Внезапно вой прекратился, женщина снова посмотрела на нас, глаза ее были злы и пронзительны. Она открыла рот с гнилыми зубами, как будто собираясь проглотить нас, с шумом набрала в грудь воздуха…
— Бу! — гаркнула она внезапно с такой силой, что мое сердце на мгновение от испуга замерло. Я закрыла лицо руками, ожидая, что небо сию же секунду обрушится нам на головы. Но прошло мгновение, два, и я ничего не почувствовала. Я осторожно открыла лицо, но ничего сверхъестественного не происходило: небо не рушилось, земля не разверзалась. Я видела только старуху, все также стоящую напротив.
— Ха-ха-ха, кхе, кхе, хе! — снова засмеялась-закашляла Калина, указывая пальцем на место, где стоял Сокол. Я повернулась и увидела, что он лежит в траве без чувств.
От ужаса все внутри у меня похолодело — я решила, что Сокол мертв, настолько бледным и отрешенным было его лицо. Темные волосы разметались по лбу, и на их фоне кожа казалось еще светлее — какой-то фарфорово-белой, а губы в свете луны утратили цвет, отдавая мертвенной синевой.

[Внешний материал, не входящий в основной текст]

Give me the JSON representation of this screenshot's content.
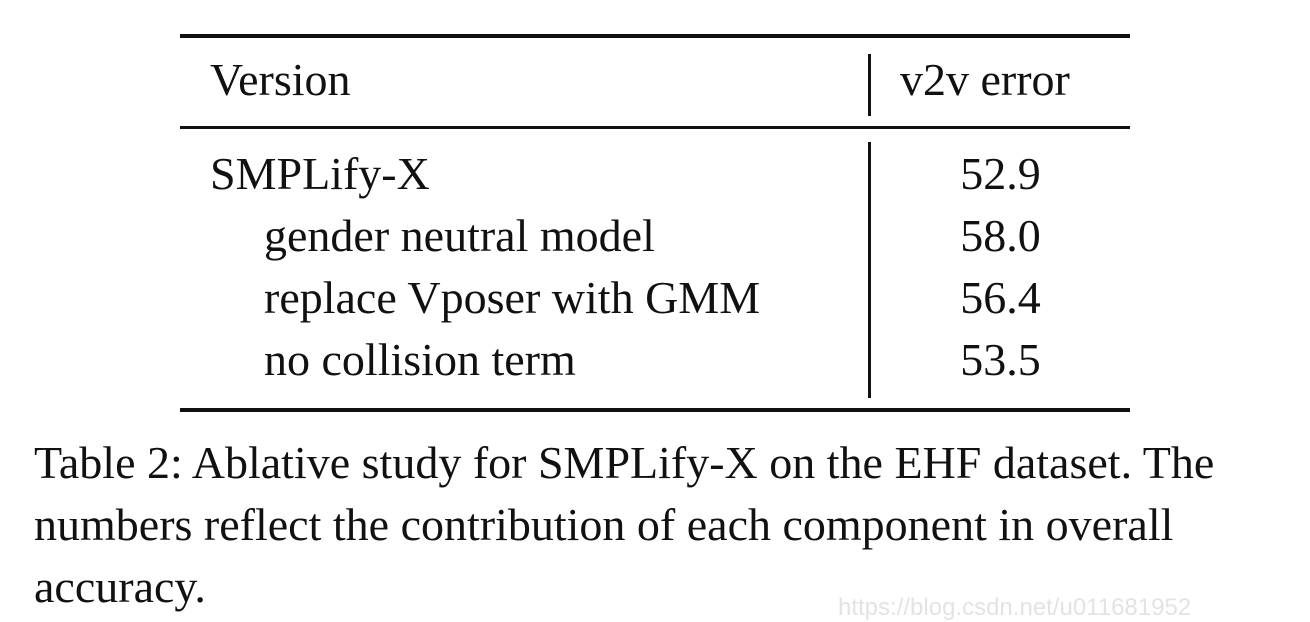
{
  "table": {
    "headers": [
      "Version",
      "v2v error"
    ],
    "rows": [
      {
        "version": "SMPLify-X",
        "error": "52.9"
      },
      {
        "version": "gender neutral model",
        "error": "58.0"
      },
      {
        "version": "replace Vposer with GMM",
        "error": "56.4"
      },
      {
        "version": "no collision term",
        "error": "53.5"
      }
    ]
  },
  "caption": {
    "label": "Table 2:",
    "text": "Ablative study for SMPLify-X on the EHF dataset. The numbers reflect the contribution of each component in overall accuracy."
  },
  "watermark": "https://blog.csdn.net/u011681952"
}
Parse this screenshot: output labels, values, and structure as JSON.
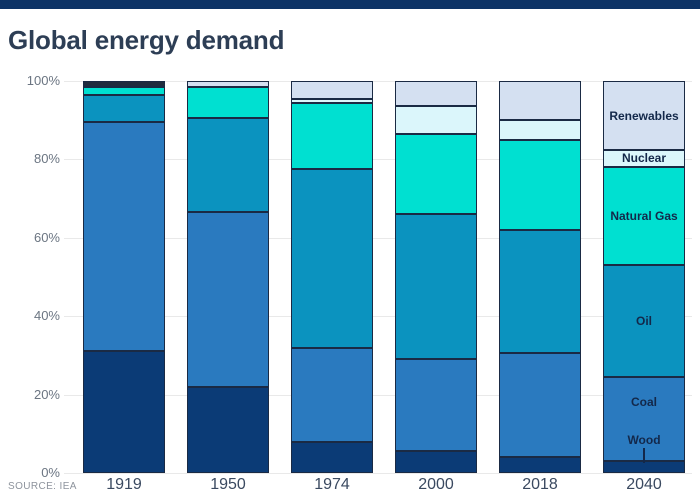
{
  "page": {
    "title": "Global energy demand",
    "source": "SOURCE: IEA"
  },
  "colors": {
    "top_bar": "#0d3366",
    "title_text": "#2d3e55",
    "grid": "#e9e9e9",
    "segment_border": "#1a2a44",
    "y_tick_text": "#6b7582",
    "year_text": "#3a4960",
    "in_bar_label_text": "#13284a",
    "source_text": "#8d939c"
  },
  "chart_data": {
    "type": "bar",
    "stacked": true,
    "unit": "percent of total",
    "title": "Global energy demand",
    "categories": [
      "1919",
      "1950",
      "1974",
      "2000",
      "2018",
      "2040"
    ],
    "series": [
      {
        "name": "Wood",
        "color": "#0b3b76",
        "values": [
          31,
          22,
          8,
          5.5,
          4,
          3
        ]
      },
      {
        "name": "Coal",
        "color": "#2a7abf",
        "values": [
          58.5,
          44.5,
          24,
          23.5,
          26.5,
          21.5
        ]
      },
      {
        "name": "Oil",
        "color": "#0b93bf",
        "values": [
          7,
          24,
          45.5,
          37,
          31.5,
          28.5
        ]
      },
      {
        "name": "Natural Gas",
        "color": "#00e0d1",
        "values": [
          2,
          8,
          17,
          20.5,
          23,
          25
        ]
      },
      {
        "name": "Nuclear",
        "color": "#dbf6fb",
        "values": [
          0,
          0,
          1,
          7,
          5,
          4.5
        ]
      },
      {
        "name": "Renewables",
        "color": "#d4e0f1",
        "values": [
          1.5,
          1.5,
          4.5,
          6.5,
          10,
          17.5
        ]
      }
    ],
    "color_overrides": {
      "1919": {
        "Renewables": "#202c3e"
      }
    },
    "ylim": [
      0,
      100
    ],
    "y_ticks": [
      "100%",
      "80%",
      "60%",
      "40%",
      "20%",
      "0%"
    ],
    "grid": true,
    "legend_position": "labels inside last bar (2040)",
    "in_bar_labels": [
      {
        "text": "Renewables",
        "pct": 91.0
      },
      {
        "text": "Nuclear",
        "pct": 80.3
      },
      {
        "text": "Natural Gas",
        "pct": 65.5
      },
      {
        "text": "Oil",
        "pct": 38.8
      },
      {
        "text": "Coal",
        "pct": 18.0
      },
      {
        "text": "Wood",
        "pct": 8.4,
        "tick": true
      }
    ]
  }
}
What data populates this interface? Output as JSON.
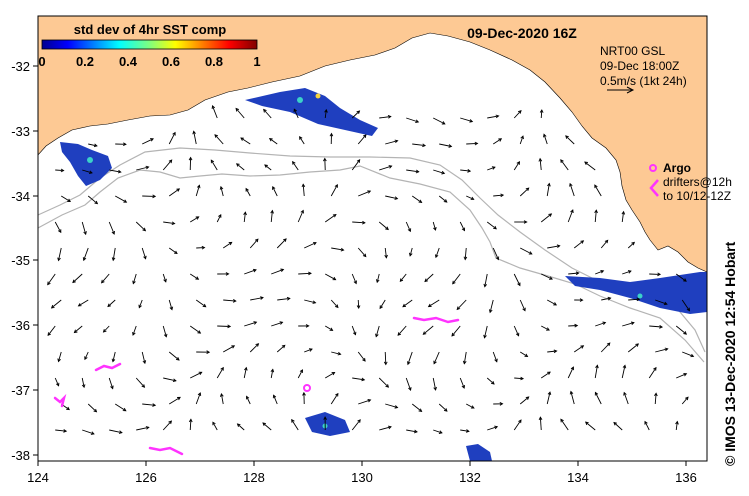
{
  "map": {
    "title_time": "09-Dec-2020 16Z",
    "colorbar": {
      "title": "std dev of 4hr SST comp",
      "ticks": [
        "0",
        "0.2",
        "0.4",
        "0.6",
        "0.8",
        "1"
      ]
    },
    "current_info": {
      "model": "NRT00 GSL",
      "time": "09-Dec 18:00Z",
      "scale": "0.5m/s (1kt 24h)"
    },
    "argo_label": "Argo",
    "drifters_line1": "drifters@12h",
    "drifters_line2": "to 10/12-12Z",
    "credit": "© IMOS 13-Dec-2020 12:54 Hobart",
    "lon_ticks": [
      "124",
      "126",
      "128",
      "130",
      "132",
      "134",
      "136"
    ],
    "lat_ticks": [
      "-32",
      "-33",
      "-34",
      "-35",
      "-36",
      "-37",
      "-38"
    ],
    "colors": {
      "land": "#fdc994",
      "ocean": "#ffffff",
      "isobath": "#b4b4b4",
      "drifter": "#ff33ff",
      "sst_patch": "#1f3fbf"
    }
  }
}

С возгласом отчаяния я кинулась к нему на грудь, упала, обнимая. В тот момент мне казалось, что ничего страшнее в моей жизни произойти не могло. Сердце заныло, будто готово было остановиться. Перед зажмуренными глазами пронеслись образы того, как нам было хорошо вместе: как я впервые увидела Сокола, как он заговорил со мной, а я зарделась, сделала вид, что не хочу с ним говорить, как он однажды вроде бы случайно взял меня за руку и улыбнулся мне; как мы с подругами гадали на суженых, и в рисунке трав высыпанных из особого вещего мешочка я увидела крылья и сразу поняла, что он — Сокол — мой единственный; как он поцеловал меня в первый раз и как это было чарующе, что я после всю ночь не могла заснуть и ворочалась, не находя себе места, то подушка казалась жесткой, то одеяло жарким; как хорошо было ходить с ним под руку или сидеть обнявшись, просто молчать… Перед мысленным взором пролетел сегодняшний день: праздник Купалий, когда вся деревня еще до рассвета пошла к реке, чтоб окунуться в воду, считавшуюся в этот день особенно благодатной, как старшие люди воздавали подношения богам, чтобы земля родила пышно и скотина плодилась, чтоб зима была короткой да ласковой, а лето на дожди не скупилось, чтоб дети рождались здоровыми. А молодые пели песни обрядовые, хороводы водили, пляски плясали. Да всем селом обед устраивали так что стол от яств ломился. И как это было весело и радостно. Целый день был наполнен счастьем и теплом, ведь рядом был мой Соколик.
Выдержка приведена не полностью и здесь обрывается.